My name is Denise Parker. I am seventy-two years old, a widow, and until that evening I had still been foolish enough to believe that love, if given long enough and generously enough, would eventually be returned. There was one small detail my son Richard and his wife Susan had forgotten when they decided to stop me at the door of my own granddaughter’s wedding.
I was the one who had paid for the entire thing. I had spent the whole morning getting ready. A granddaughter’s wedding is the kind of day a grandmother carries in her heart for years.
Clara was my oldest grandchild, the first baby I ever held long enough to feel the future pressing against my chest. I still remembered changing her diapers, teaching her how to stir rice pudding without scorching the milk, laughing when she got cinnamon on her nose. Robert, my late husband, had loved rice pudding, and Clara used to call it Grandpa’s dessert when she was little.
Now she was getting married, and I wanted to look the way a grandmother should look on a day like that. Proud, elegant, happy, steady. I chose a pink silk dress I had saved for years for some truly special occasion.
I fastened my mother’s pearl necklace at my throat. I dabbed on a little French perfume I used only for holidays, weddings, and anniversaries. When I stood in front of the mirror, I did not see an old woman fading into the background.

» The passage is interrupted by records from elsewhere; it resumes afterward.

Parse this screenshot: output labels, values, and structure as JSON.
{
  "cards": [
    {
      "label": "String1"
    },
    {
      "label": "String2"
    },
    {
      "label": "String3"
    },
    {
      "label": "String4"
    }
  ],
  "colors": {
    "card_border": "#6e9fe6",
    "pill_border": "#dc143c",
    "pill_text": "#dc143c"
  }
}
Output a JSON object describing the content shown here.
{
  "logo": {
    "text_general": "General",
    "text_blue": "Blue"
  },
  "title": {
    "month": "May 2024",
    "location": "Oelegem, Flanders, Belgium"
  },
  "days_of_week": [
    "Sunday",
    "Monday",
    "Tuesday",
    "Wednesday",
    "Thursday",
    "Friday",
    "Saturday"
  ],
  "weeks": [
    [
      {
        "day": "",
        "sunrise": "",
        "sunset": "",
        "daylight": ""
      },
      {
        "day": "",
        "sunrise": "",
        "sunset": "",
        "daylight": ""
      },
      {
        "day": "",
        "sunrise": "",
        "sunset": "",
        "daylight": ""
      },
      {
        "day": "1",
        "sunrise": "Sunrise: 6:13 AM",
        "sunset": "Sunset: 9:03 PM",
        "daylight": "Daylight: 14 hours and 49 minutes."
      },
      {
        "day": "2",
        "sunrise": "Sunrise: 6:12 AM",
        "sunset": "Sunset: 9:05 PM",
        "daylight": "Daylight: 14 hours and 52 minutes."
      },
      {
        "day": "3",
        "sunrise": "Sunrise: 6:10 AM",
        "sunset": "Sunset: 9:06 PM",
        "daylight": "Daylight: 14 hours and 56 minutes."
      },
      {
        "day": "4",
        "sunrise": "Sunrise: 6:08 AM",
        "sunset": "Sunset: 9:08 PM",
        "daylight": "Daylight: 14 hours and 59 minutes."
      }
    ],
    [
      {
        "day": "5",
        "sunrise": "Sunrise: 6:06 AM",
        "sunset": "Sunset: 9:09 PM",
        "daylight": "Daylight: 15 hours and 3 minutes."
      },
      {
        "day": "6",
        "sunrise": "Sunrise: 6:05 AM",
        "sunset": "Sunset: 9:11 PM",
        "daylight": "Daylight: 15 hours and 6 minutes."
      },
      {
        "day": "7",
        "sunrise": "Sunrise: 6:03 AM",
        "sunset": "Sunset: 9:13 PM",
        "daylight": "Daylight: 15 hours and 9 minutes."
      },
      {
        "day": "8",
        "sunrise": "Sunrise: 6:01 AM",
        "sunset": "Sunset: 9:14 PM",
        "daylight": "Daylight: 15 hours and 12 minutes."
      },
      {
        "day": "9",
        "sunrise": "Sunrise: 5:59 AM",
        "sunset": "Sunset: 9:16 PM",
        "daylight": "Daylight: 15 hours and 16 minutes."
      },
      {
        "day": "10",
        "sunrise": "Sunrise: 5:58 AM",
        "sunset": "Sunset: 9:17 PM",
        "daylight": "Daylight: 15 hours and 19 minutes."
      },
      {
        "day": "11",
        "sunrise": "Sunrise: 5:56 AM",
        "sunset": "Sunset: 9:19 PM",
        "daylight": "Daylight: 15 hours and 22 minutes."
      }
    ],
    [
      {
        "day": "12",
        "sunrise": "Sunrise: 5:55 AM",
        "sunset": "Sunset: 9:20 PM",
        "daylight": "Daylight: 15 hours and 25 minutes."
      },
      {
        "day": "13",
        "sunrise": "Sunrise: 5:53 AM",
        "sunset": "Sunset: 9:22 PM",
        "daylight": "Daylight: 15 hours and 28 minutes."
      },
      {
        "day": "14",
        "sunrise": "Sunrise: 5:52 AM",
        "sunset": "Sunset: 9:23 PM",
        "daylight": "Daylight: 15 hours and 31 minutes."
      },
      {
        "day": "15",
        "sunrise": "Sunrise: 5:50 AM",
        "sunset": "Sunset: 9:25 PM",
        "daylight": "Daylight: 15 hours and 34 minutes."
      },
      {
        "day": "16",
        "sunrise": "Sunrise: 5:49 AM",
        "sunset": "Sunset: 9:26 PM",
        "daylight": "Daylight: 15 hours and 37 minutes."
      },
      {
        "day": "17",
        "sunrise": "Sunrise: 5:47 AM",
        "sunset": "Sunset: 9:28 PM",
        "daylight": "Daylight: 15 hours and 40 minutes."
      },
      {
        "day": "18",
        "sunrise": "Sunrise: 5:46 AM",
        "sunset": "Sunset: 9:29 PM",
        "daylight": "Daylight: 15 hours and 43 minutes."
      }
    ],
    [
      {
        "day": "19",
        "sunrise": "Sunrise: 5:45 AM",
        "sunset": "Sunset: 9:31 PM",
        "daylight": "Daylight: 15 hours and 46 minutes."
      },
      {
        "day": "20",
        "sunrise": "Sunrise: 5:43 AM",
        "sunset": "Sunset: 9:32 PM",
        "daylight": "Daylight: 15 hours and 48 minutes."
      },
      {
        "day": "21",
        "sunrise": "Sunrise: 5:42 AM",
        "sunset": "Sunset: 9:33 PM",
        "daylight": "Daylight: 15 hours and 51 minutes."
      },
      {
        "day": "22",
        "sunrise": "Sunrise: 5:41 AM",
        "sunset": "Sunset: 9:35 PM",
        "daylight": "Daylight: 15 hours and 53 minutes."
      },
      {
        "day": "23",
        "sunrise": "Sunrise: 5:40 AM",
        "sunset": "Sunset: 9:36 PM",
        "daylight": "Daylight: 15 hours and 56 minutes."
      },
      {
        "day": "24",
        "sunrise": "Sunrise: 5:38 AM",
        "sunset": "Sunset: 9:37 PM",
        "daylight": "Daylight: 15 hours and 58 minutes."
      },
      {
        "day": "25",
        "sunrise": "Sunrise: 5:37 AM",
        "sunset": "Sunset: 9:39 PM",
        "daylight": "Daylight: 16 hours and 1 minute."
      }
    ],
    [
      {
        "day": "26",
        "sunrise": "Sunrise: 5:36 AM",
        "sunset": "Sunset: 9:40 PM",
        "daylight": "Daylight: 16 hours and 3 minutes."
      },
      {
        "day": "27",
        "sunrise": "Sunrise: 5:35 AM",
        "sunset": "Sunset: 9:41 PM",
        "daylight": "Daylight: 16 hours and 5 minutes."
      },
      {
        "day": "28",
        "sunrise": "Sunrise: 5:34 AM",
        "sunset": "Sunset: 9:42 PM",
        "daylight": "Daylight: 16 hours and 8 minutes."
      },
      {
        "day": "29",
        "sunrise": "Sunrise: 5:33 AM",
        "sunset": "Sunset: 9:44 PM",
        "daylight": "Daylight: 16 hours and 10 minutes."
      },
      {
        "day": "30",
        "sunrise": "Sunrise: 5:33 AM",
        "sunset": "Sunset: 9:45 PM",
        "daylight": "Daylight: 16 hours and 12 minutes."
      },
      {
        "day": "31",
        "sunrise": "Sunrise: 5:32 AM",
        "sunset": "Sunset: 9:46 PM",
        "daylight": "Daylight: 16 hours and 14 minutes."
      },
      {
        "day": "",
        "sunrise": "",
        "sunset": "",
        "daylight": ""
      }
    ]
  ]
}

I saw someone who had lived, built, survived, loved, and earned her place in the front row of life. I wanted Clara to see me that way too. What I did not know was that in Richard’s eyes, I had long since stopped being a mother and become something much more convenient.

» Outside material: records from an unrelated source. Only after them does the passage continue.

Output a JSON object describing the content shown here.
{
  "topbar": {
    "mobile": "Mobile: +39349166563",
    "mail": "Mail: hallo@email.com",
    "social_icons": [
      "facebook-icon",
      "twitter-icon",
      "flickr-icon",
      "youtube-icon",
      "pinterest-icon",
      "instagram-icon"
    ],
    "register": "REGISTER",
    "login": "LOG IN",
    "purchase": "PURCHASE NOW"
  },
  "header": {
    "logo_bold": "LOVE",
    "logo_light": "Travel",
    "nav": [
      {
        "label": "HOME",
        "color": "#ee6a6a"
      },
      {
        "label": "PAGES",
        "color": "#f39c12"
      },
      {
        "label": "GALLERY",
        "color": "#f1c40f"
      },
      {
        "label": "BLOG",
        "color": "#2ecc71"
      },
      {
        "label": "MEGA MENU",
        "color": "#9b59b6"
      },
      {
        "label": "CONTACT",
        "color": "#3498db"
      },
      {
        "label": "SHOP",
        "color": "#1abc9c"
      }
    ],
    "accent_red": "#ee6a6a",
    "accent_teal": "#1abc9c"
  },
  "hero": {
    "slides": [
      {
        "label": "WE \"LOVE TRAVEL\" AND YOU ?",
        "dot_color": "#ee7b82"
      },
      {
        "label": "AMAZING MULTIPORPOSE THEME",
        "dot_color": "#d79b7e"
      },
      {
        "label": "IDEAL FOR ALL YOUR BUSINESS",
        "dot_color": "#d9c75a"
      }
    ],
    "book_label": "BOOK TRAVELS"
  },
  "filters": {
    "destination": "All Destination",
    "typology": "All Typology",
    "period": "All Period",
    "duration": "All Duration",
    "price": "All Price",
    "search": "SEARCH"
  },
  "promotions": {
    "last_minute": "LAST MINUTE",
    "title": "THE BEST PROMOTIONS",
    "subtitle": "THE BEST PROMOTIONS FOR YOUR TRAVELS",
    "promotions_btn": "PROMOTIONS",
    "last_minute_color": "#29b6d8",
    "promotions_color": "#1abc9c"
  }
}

For six months, my life had revolved around that wedding. Richard and Susan came to my apartment nearly every week, sitting on my velvet couch and sipping the coffee I made while they spoke in soft, careful voices. “You know, Mom, times are tough these days,” Richard would say.

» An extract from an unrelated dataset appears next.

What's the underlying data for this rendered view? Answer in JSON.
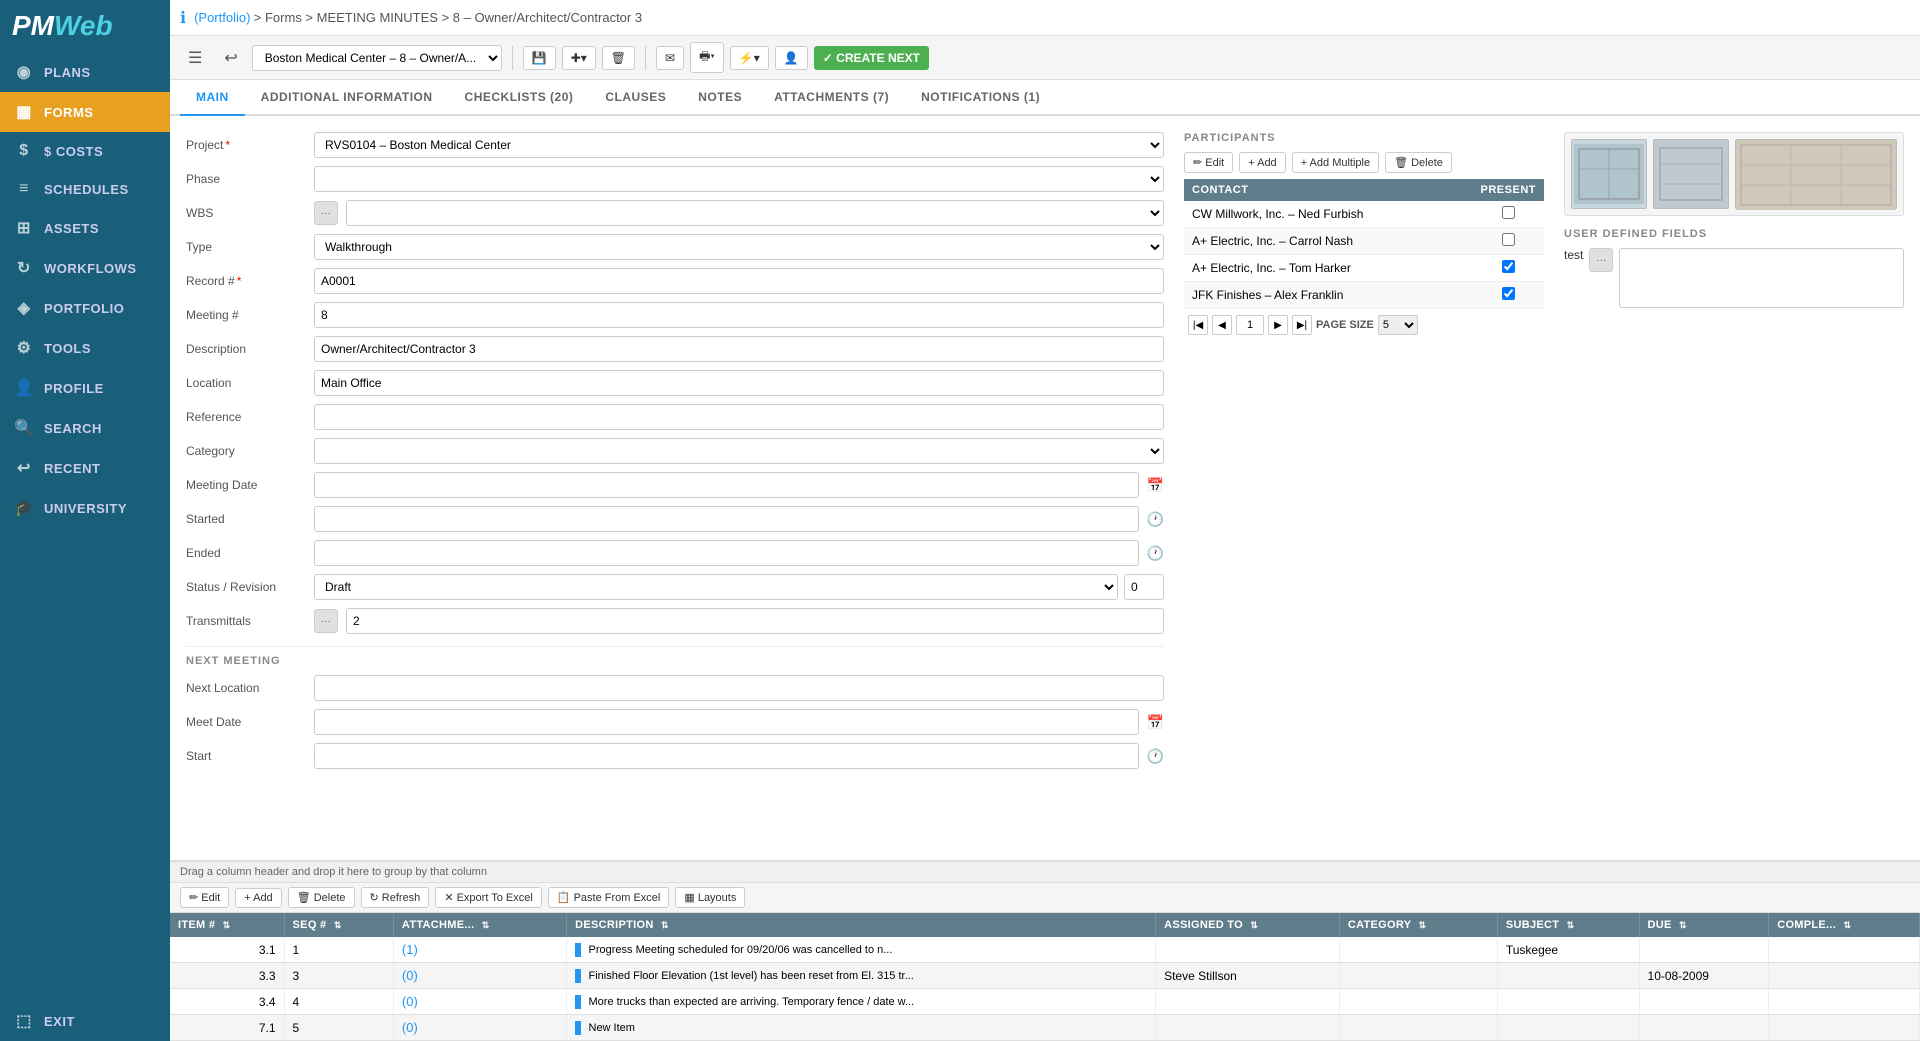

And Susan, with that polished little smile she wore whenever money was near, would add, “We just want Clara to have her dream wedding.”
Naively, I opened both my heart and my wallet. They showed me brochures. The venue looked like an estate from a magazine.
The catering menu included lobster and imported wine. The wedding gown cost as much as a small car. The flowers were to come from a designer florist in Connecticut.